Mereka berdua adalah teman sepermainan. Kedua ayah mereka saling berteman, bahkan berkerabat. Ayah Ali Baham bernama Achmad Temongmere adalah Kepala Desa Wayati, sedangkan ayah Djafar Ngabalin adalah Kepala Pembangunan Desa di Kecamatan Fakfak. Desa Wayati merupakan salah satu wilayah pembinaan Hasan Basri.
”Sejak Abang Ali lulus Sekolah Dasar, beliau pindah dari Kampung Kotam ke Kota Fakfak. Waktu itu Abang Ali dibawa ayahnya ke rumah kami, selanjtnya tinggal bersama kami selama enam tahun”Cerita Kisah Ali Baham oleh Djafar Ngabalin.
Djafar menyaksikan bagaimana Ali Baham sejak kecil suka belajar dan berdisiplin tinggi, “Orangnya pintar, tertib, teratur, dan patuh. Dia pun sangat rajin beribadah, menjalankan sholat lima waktu. Sepengetahuan saya beliau tidak pernah juara dua, selalu juara satu”, tambahnya.

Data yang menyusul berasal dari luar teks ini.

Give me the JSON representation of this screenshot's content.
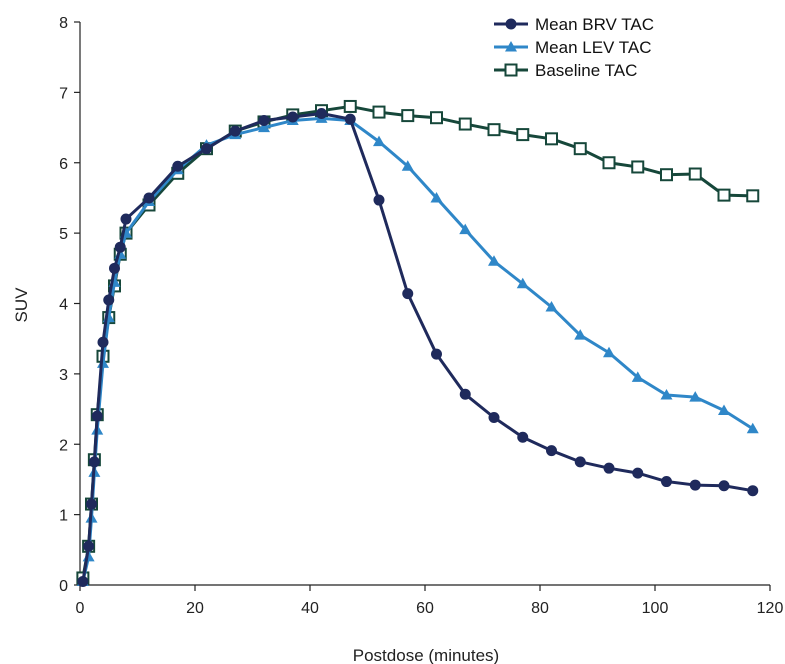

Menurut Djafar, Ali Baham dididik oleh keluarga yang taat beragama Islam sehingga dia pun tumbuh dan berkembang sebagai seorang yang taat dalam menjalankan ajaran agama. Sejalan dengan itu, dia pun dididik untuk menghormati, menyayangi, bahkan mengayomi saudara-saudara yang beragamna lain, khususnya Katolik dan Protestan. Perbedaan agama di Papua, khususnya di Fakfak, adalah hal yang biasa.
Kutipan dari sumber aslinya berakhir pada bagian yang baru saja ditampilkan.